Nous terminons notre tour de baie par une dernière escale à Salvador dimanche et lundi en vue de quelques indispensables approvisionnements en gas-oil, eau, courses diverses. A l’occasion d’une opération de bricolage dans un coffre arrière, Luc se fait violemment coincer un doigt et… un pied… et se trouve handicapé pour quelques jours. Dans un touchant élan de compassion, frère et sœur s’en sont allés le jour même à Sao Bonfim, la grande basilique du Bon Secours au plafond de laquelle se trouve suspendue une foultitude de jambes, bras, têtes en plastique offerts destinée à supplier d’improbables guérisons.
Après avoir passé une délicieuse soirée avec nos amis et voisins de ponton, Silvana et Manfred, mercredi matin, nous saluerons amicalement la Baie de tous les Saints pour commencer notre tranquille descente vers Rio de Janiero que nous atteindrons en principe à la mi-novembre après plusieurs haltes séduisantes : Morro de Sao Paulo, Camamu, Ithacaré, Buzios notamment.
Du côté de la patrie… nous ne sommes pas sans écho des difficultés de nos compatriotes dans une France agitée de ses maux traditionnels. Les ex-havrais de l’équipage apprennent avec étonnement la démission d’Antoine Rufenacht mais, sans surprise, le choix de son successeur en la personne d’Edouard Philippe. Enfin, la nouvelle de la reprise du chantier de plaisance Alliage, déstabilisé à l’occasion de la crise, par le chantier Alubat est une information réconfortante qui permet d’envisager la pérennisation d’un savoir-faire et d’une équipe auxquels le Team Alioth est particulièrement attaché.
Ici dimanche prochain, a lieu le second tour des élections. Le Parti des Travailleurs, Dilma Roussef en tête, attend une très probable victoire.

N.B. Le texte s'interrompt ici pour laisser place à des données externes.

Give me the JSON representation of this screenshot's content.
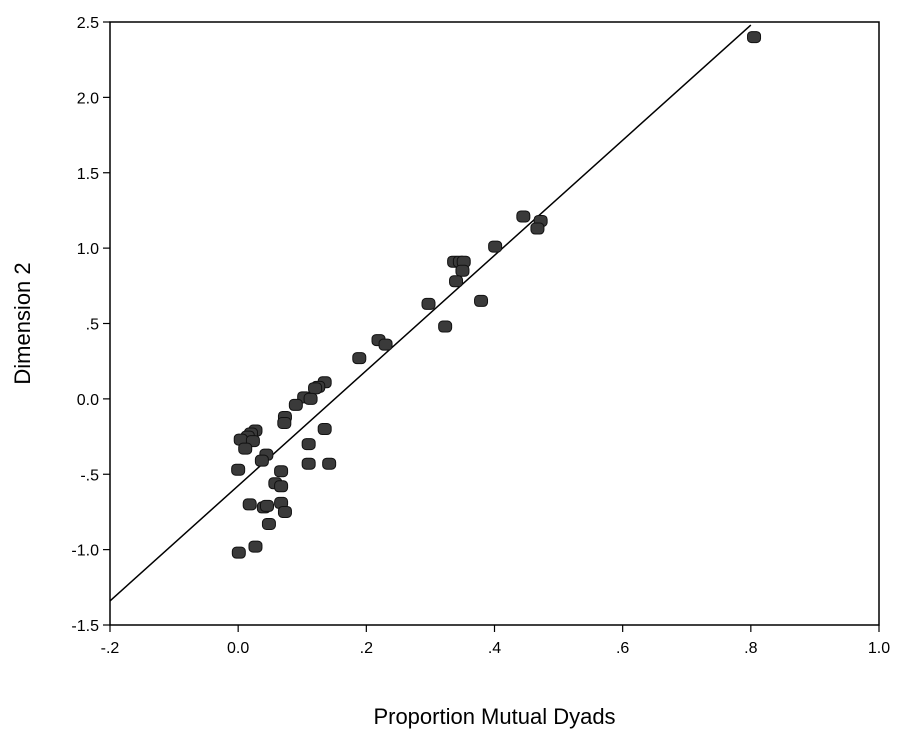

PS: Pour voir les photos correspondant à cet article aller sur l’album AS-2- Baie de Bahia et Paraguaçu
[1] Petrobras, la compagnie pétrolière brésilienne, 10ème société mondiale par sa capitalisation boursière, vient de lancer une très importante augmentation de capital pour faire face à ses investissements. En effet, alors que le pays a développé jusqu’alors une politique favorisant la consommation d’éthanol produit nationalement et respectueux de l’environnement, des découvertes récentes de très importantes ressources pétrolières au large de Rio de Janeiro devraient faire du Brésil en 2030, l’un des tout premiers pays producteurs de pétrole au même rang que le Koweit. Reste à résoudre le défi technique que constitue l’accès à des gisements situés à 7000m de profondeur sous 2000m de sel. (Source – Le Monde hors série ‘Brésil, Un géant s’impose’)
[2] Le Recôncavo est la région fertile qui entoure la Baie de Tous les Saints et qui doit son nom à la forme de cette dernière. C’est là qu’eurent lieu les premières rencontres entre populations portugaise, indienne et africaine où se développèrent très rapidement de grandes haciendas de canne à sucre et de tabac. Elle s’oppose au Sertao, région de l’intérieur du Nordeste, qui, très affecté par de grandes sècheresses, n’est guère propice qu’à l’élevage du bétail.